From these towers there are no visible means of escape: in the chambers, the windows are merely circular holes in walls at least six feet in thickness; and the outside walls being entirely smooth, there are no means of descent from the summit unless by a fearful leap of a hundred and sixty feet into the sea; for on the side towards the town, a wall of twenty feet high shuts out the prospect of land; serving at the same time as a hindrance to any communication, and as an aggravation of punishment, by shutting out from the eye of the prisoner, the cheerful lights of human habitations, or perhaps even, it might be, the dim view of human forms. It only requires to be added to this description, that a ponderous iron chain stretches from one tower to the other, across the mouth of the port, depending from fastenings situated about two feet below the summit of each, but forming a curve by its own weight; and in the centre, reaching to within twenty or thirty feet of the surface of the water, from which point, other chains are attached, reaching horizontally to the towers on either side. It is needless to say, that during the day this great chain is lowered into the water when vessels desire to enter; but at night, it is again raised; and there being rumours of war at this period, no ships were admitted during the night,—the chain being a security against an enemy entering, and cutting out vessels under favour of the darkness.

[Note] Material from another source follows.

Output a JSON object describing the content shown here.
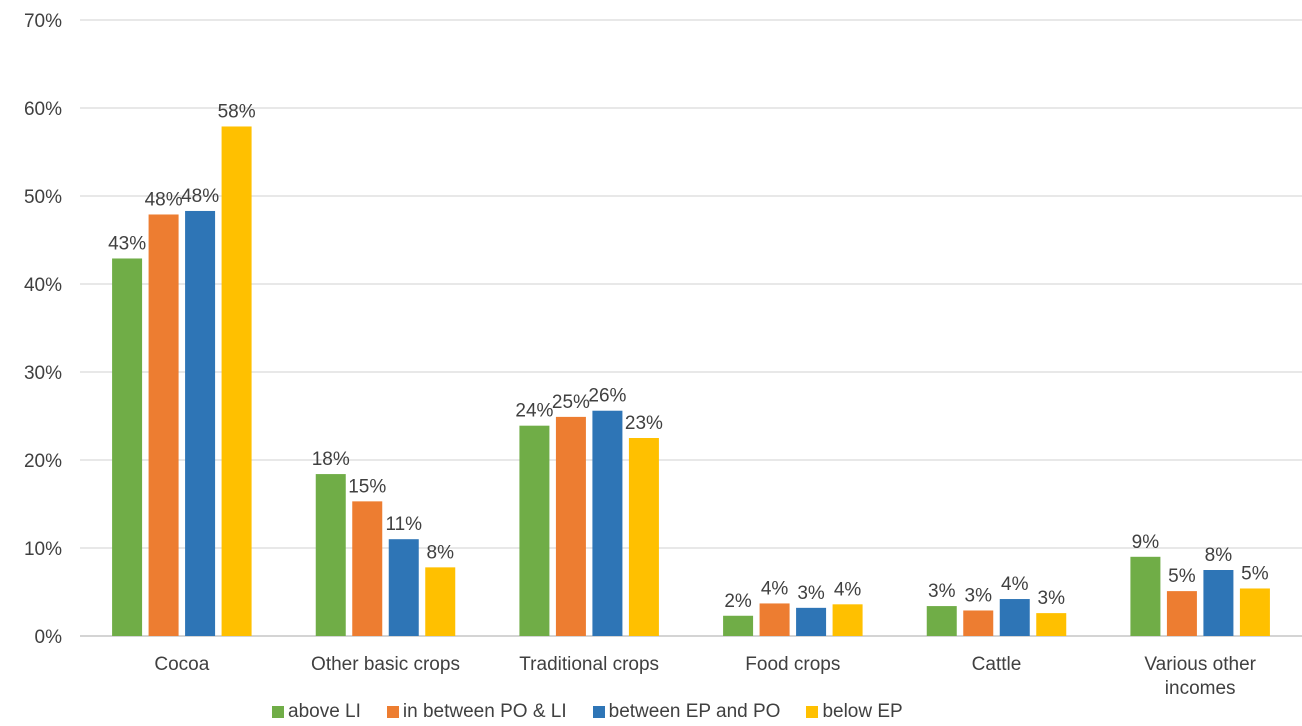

[By aid of a telescope, he recognises on the opposite tower a fair prisoner, “the lovely Isabel,” who had been confined there upwards of a year for conspiring to murder her first husband. The hero by aid of the chain, swings to Isabel’s tower, where they concert an escape.]
As Isabel pressed closer to me, I felt, that, although far from agreeable to sojourn in such a place, even with Isabel, this would yet be greatly preferable to solitude. But to such a project, many serious difficulties presented themselves: I represented to Isabel, that if I did not reach the opposite tower that night, it would be discovered, when the food put into my cell remained untasted, that I was gone; and as the conclusion would necessarily be, that I had leaped into the sea, no more food would be put into my cell, and consequently, when I did return, I should die of hunger. “But,” said Isabel, “why return ever? Providence seems to delight in throwing us together,—and if, as unhappily seems too true, the doom of both of us be to live and die in these towers, why should we not——”
“Live and die together, you would say;” and, in truth, there was reason in this proposal of Isabel. “Why, indeed, should we not?” said I; but in yielding so readily to this suggestion, I looked farther than Isabel did. Isabel had doubtless many charms,—and here, I should at least have nothing to fear from rivals; but that which weighed with me fully as much as the prospect of a honey-moon, was this,—that a man who is supposed to be dead, has greater facilities of escape,—and so, without at that time saying any thing upon this subject to Isabel, I acquiesced in the proposal of changing my quarters, and being her guest for the present.